The first thing my nurse navigator said after she told me “you have cancer” is “don’t google it.” I clung to that piece advice. I preached it as the gospel. I had my medical team. I trusted my team. No googling.
But then… I crossed the “finish line.” Hospitals billed their surgeries (double mastectomy, reconstruction, and oophorectomy) and pharmaceuticals billed their meds (TC chemo and tamoxifen). I found myself in a wasteland of continued medical needs and lack of insurance coverage. I don’t blame the doctors- hate the game not the player, amirite?
Nevertheless, as I approach my 40th birthday, I am served a plate of menopause with a side of vaginal atrophy.
So, I did what I said I wouldn’t do. I opened my laptop and did all the googling.
(doing all the googling)
Most of the sites spoke to women in their 50’s and 60’s. Most touted estrogen pills, creams, suppositories, or natural supplements mimicking the effects of estrogen. Welp- not an option for this estrogen positive breast cancer thriver.
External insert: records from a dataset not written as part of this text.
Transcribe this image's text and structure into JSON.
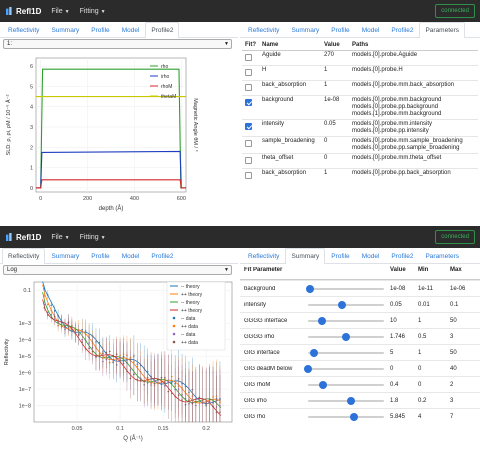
{
  "app": {
    "brand": "Refl1D",
    "menus": [
      "File",
      "Fitting"
    ],
    "status": "connected"
  },
  "colors": {
    "accent": "#2d72d9",
    "navbar": "#2b2b2b",
    "connected": "#3cb15c"
  },
  "top": {
    "left_tabs": [
      "Reflectivity",
      "Summary",
      "Profile",
      "Model",
      "Profile2"
    ],
    "left_active": "Profile2",
    "model_select": "1:",
    "right_tabs": [
      "Reflectivity",
      "Summary",
      "Profile",
      "Model",
      "Profile2",
      "Parameters"
    ],
    "right_active": "Parameters",
    "table_headers": [
      "Fit?",
      "Name",
      "Value",
      "Paths"
    ],
    "params": [
      {
        "fit": false,
        "name": "Aguide",
        "value": "270",
        "paths": [
          "models.[0].probe.Aguide"
        ]
      },
      {
        "fit": false,
        "name": "H",
        "value": "1",
        "paths": [
          "models.[0].probe.H"
        ]
      },
      {
        "fit": false,
        "name": "back_absorption",
        "value": "1",
        "paths": [
          "models.[0].probe.mm.back_absorption"
        ]
      },
      {
        "fit": true,
        "name": "background",
        "value": "1e-08",
        "paths": [
          "models.[0].probe.mm.background",
          "models.[0].probe.pp.background",
          "models.[1].probe.mm.background"
        ]
      },
      {
        "fit": true,
        "name": "intensity",
        "value": "0.05",
        "paths": [
          "models.[0].probe.mm.intensity",
          "models.[0].probe.pp.intensity"
        ]
      },
      {
        "fit": false,
        "name": "sample_broadening",
        "value": "0",
        "paths": [
          "models.[0].probe.mm.sample_broadening",
          "models.[0].probe.pp.sample_broadening"
        ]
      },
      {
        "fit": false,
        "name": "theta_offset",
        "value": "0",
        "paths": [
          "models.[0].probe.mm.theta_offset"
        ]
      },
      {
        "fit": false,
        "name": "back_absorption",
        "value": "1",
        "paths": [
          "models.[0].probe.pp.back_absorption"
        ]
      }
    ]
  },
  "bottom": {
    "left_tabs": [
      "Reflectivity",
      "Summary",
      "Profile",
      "Model",
      "Profile2"
    ],
    "left_active": "Reflectivity",
    "scale_select": "Log",
    "right_tabs": [
      "Reflectivity",
      "Summary",
      "Profile",
      "Model",
      "Profile2",
      "Parameters"
    ],
    "right_active": "Summary",
    "summary_headers": [
      "Fit Parameter",
      "Value",
      "Min",
      "Max"
    ],
    "summary": [
      {
        "name": "background",
        "value": "1e-08",
        "min": "1e-11",
        "max": "1e-06",
        "pos": 0.03
      },
      {
        "name": "intensity",
        "value": "0.05",
        "min": "0.01",
        "max": "0.1",
        "pos": 0.45
      },
      {
        "name": "GGGG interface",
        "value": "10",
        "min": "1",
        "max": "50",
        "pos": 0.18
      },
      {
        "name": "GGGG irho",
        "value": "1.746",
        "min": "0.5",
        "max": "3",
        "pos": 0.5
      },
      {
        "name": "GIG interface",
        "value": "5",
        "min": "1",
        "max": "50",
        "pos": 0.08
      },
      {
        "name": "GIG deadM below",
        "value": "0",
        "min": "0",
        "max": "40",
        "pos": 0.0
      },
      {
        "name": "GIG rhoM",
        "value": "0.4",
        "min": "0",
        "max": "2",
        "pos": 0.2
      },
      {
        "name": "GIG irho",
        "value": "1.8",
        "min": "0.2",
        "max": "3",
        "pos": 0.57
      },
      {
        "name": "GIG rho",
        "value": "5.845",
        "min": "4",
        "max": "7",
        "pos": 0.61
      }
    ]
  },
  "chart_data": [
    {
      "type": "line",
      "xlabel": "depth (Å)",
      "ylabel": "SLD: ρ, ρi, ρM / 10⁻⁶ Å⁻²",
      "y2label": "Magnetic Angle θM / °",
      "xlim": [
        -20,
        620
      ],
      "ylim": [
        -0.2,
        6.4
      ],
      "xticks": [
        "0",
        "200",
        "400",
        "600"
      ],
      "yticks": [
        "0",
        "1",
        "2",
        "3",
        "4",
        "5",
        "6"
      ],
      "series": [
        {
          "name": "rho",
          "color": "#2ca02c",
          "x": [
            -20,
            0,
            8,
            590,
            598,
            620
          ],
          "values": [
            0,
            0,
            5.85,
            5.85,
            0,
            0
          ]
        },
        {
          "name": "irho",
          "color": "#1f3fc0",
          "x": [
            -20,
            0,
            5,
            595,
            600,
            620
          ],
          "values": [
            0,
            0,
            1.75,
            1.8,
            0,
            0
          ]
        },
        {
          "name": "rhoM",
          "color": "#d62728",
          "x": [
            -20,
            0,
            5,
            595,
            600,
            620
          ],
          "values": [
            0,
            0,
            0.4,
            0.4,
            0,
            0
          ]
        },
        {
          "name": "thetaM",
          "color": "#c8c800",
          "x": [
            -20,
            620
          ],
          "values": [
            4.5,
            4.5
          ]
        }
      ]
    },
    {
      "type": "scatter",
      "xlabel": "Q (Å⁻¹)",
      "ylabel": "Reflectivity",
      "log_y": true,
      "xlim": [
        0,
        0.23
      ],
      "yticks": [
        "0.1",
        "1e−3",
        "1e−4",
        "1e−5",
        "1e−6",
        "1e−7",
        "1e−8"
      ],
      "xticks": [
        "0.05",
        "0.1",
        "0.15",
        "0.2"
      ],
      "legend": [
        "-- theory",
        "++ theory",
        "-- theory",
        "++ theory",
        "-- data",
        "++ data",
        "-- data",
        "++ data"
      ],
      "legend_colors": [
        "#1f77b4",
        "#ff7f0e",
        "#2ca02c",
        "#d62728",
        "#1f77b4",
        "#ff7f0e",
        "#9467bd",
        "#8c564b"
      ]
    }
  ]
}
When I did find information about women in my particular predicament… the message was dire. Sorry hunny. At least you’re still alive. Suck it up. Move along.
I refused to accept this doomsday scenario. I refused to make a Sophie’s Choice between adding estrogen into my system or having a vagina that drys up like a fall leaf. Nope, not me. This girls vagina is staying coniferous.
So, I turned to my breast cancer village. I put out an SOS on all of my breast cancer Facebook groups posing this conundrum. And I have to say, this vagina monologue was not looking like it had a happy ending.
People echoed my concerns. And you may be thinking, okay- just don’t have sex. Not a big deal. And PS- if this were about wieners, the insurance industry would be ALL OVER it.
But- what I have heard from the community is that vaginal atrophy has way more implications. There are far reaching consequences.
Here are some of the experiences:
“I recently had a Pap smear and I could barely get through it because of the atrophy. I find gynecological exams and procedures horrifically painful to where I avoid them.”
“I am having a very awful time with it. I got so dry the skin cracked and I had constant UTIs. My life is so limited because I have to always be near the toilet.”
“I was only 30 and the vaginal atrophy was causing mild incontinence and my intimate life was extremely painful so it’s was very disheartening and quality of life/marriage was bad.”
“This issue has been so upsetting. I had a breakdown. My mental health has really suffered. It has ruined my quality of life and my marriage.”
Yep. I think I hit a nerve. The chorus was sounding a universal refrain. Nobody is talking about this. Doctors won’t (or don’t know how to) help. People in power don’t think it’s a big deal. But we know… it’s a big deal.